The White House is reluctantly preparing to accept an Egyptian government that could be a democracy in name only, two years after the U.S. supported the overthrow of its dictator in the name of democracy.
The U.S. is still holding out hope that Egypt’s military-backed interim leaders will cede power once elections scheduled for early next year are held and that an inclusive government will be formed under a publicly drafted constitution.
But if that doesn’t happen, the Obama administration cannot afford to distance itself from even an authoritarian Egypt.
“I don’t think the White House was under the illusion that some sort of liberal and enlightened system was going to emerge from the ashes of the dictator in Egypt,” said Tamara Cofman Wittes, who served as deputy assistant secretary of state from 2009 to 2012.

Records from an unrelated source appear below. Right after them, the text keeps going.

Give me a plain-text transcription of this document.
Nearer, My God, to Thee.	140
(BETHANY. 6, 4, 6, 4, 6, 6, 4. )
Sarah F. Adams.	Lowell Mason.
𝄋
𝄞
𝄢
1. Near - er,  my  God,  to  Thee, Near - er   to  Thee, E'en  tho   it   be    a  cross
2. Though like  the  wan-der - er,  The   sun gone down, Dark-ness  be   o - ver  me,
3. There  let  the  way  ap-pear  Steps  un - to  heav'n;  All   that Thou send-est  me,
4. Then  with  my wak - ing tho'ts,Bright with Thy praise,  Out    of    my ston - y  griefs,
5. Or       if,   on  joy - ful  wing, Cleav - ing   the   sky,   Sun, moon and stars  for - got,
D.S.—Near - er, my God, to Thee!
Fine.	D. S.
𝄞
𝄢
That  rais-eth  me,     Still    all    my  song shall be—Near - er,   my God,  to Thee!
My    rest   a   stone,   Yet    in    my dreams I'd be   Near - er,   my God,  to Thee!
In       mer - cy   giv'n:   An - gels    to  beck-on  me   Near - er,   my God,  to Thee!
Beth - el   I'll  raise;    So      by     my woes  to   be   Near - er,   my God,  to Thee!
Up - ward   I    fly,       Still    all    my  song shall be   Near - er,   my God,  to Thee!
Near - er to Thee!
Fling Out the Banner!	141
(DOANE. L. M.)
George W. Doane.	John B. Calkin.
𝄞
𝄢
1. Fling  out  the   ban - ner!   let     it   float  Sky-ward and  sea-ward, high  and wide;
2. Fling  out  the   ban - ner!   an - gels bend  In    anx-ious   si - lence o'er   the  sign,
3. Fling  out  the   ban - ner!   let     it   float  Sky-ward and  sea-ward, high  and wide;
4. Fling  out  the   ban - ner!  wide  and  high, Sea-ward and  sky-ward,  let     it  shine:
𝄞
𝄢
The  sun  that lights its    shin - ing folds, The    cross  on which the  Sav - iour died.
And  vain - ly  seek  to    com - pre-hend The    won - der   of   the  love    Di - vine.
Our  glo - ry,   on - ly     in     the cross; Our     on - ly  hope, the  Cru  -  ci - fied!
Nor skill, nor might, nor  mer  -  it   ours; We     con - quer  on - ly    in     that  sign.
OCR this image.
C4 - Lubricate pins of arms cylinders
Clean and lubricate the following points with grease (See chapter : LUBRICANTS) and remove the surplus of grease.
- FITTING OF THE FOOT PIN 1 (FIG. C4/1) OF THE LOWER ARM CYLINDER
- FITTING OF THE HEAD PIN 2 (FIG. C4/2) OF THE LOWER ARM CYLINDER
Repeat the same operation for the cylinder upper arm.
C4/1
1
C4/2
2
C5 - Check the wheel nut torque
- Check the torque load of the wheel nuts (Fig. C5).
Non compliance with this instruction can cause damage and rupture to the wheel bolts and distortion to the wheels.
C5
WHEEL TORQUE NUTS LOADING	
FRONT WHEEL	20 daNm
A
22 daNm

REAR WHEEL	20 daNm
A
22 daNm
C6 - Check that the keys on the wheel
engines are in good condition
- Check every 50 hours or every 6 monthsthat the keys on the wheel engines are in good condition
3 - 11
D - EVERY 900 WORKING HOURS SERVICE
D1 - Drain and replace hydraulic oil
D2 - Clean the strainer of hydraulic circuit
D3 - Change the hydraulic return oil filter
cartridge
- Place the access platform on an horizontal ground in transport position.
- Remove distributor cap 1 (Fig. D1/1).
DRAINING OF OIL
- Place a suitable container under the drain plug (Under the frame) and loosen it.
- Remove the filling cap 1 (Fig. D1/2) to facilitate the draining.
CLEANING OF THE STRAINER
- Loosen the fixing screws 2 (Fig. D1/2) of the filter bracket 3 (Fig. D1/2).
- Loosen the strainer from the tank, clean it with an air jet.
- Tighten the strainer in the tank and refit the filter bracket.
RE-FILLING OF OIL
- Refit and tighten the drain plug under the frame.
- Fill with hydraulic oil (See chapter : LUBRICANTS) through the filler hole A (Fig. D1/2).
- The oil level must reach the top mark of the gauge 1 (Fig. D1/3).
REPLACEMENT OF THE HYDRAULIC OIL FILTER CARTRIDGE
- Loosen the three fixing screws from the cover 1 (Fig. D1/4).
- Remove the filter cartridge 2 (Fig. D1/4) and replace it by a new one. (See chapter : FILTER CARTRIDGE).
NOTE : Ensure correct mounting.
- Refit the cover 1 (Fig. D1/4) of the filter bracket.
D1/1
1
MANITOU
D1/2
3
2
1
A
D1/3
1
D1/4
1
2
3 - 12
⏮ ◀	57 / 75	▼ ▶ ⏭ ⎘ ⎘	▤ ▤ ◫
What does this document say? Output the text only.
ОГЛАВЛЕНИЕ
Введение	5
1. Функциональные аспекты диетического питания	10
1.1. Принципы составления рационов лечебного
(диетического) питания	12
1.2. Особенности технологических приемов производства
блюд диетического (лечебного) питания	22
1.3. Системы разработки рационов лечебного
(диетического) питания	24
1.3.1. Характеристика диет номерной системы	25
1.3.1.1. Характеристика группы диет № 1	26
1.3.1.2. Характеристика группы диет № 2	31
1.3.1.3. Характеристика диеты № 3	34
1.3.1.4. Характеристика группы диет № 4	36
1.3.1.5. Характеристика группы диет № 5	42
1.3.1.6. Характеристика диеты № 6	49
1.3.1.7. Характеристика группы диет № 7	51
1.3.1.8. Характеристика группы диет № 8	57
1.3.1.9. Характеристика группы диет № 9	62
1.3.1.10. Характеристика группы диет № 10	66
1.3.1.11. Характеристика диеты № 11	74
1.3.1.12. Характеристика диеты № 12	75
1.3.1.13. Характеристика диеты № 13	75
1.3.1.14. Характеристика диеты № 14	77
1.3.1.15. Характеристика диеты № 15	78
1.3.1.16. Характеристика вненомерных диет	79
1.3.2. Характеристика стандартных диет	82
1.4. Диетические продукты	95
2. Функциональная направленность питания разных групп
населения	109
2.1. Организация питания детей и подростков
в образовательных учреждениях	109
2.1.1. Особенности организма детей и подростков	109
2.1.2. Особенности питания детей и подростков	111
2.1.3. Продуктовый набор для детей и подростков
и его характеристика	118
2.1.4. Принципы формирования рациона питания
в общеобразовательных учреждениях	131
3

She said the White House needs to develop a long-term strategy to nudge a military-run Egypt in a democratic direction. “This is not about getting an ideal democracy,” said Wittes, now director of the Saban Center for Mideast policy at the Brookings Institution in Washington. “It’s about the fact there will not be stability in Egypt without a more inclusive government.”
The Egyptian military, responding to popular unease over democratically elected President Mohammed Morsi’s policies, overthrew the civilian government on July 3, setting up an interim government and calling for elections early next year.
U.S. officials believe it could be months, and perhaps years, for the Egyptian government to settle from the internal turmoil that began with the uprisings in 2011 that ousted Hosni Mubarak. Washington has been working more closely to promote democracy there since then than it has in years past.
Egypt has long been a key U.S. ally, in large part because of its peace agreement with Israel, access to the Suez Canal and efforts to curb terrorism, particularly in the Sinai Peninsula, a feared haven for terrorists.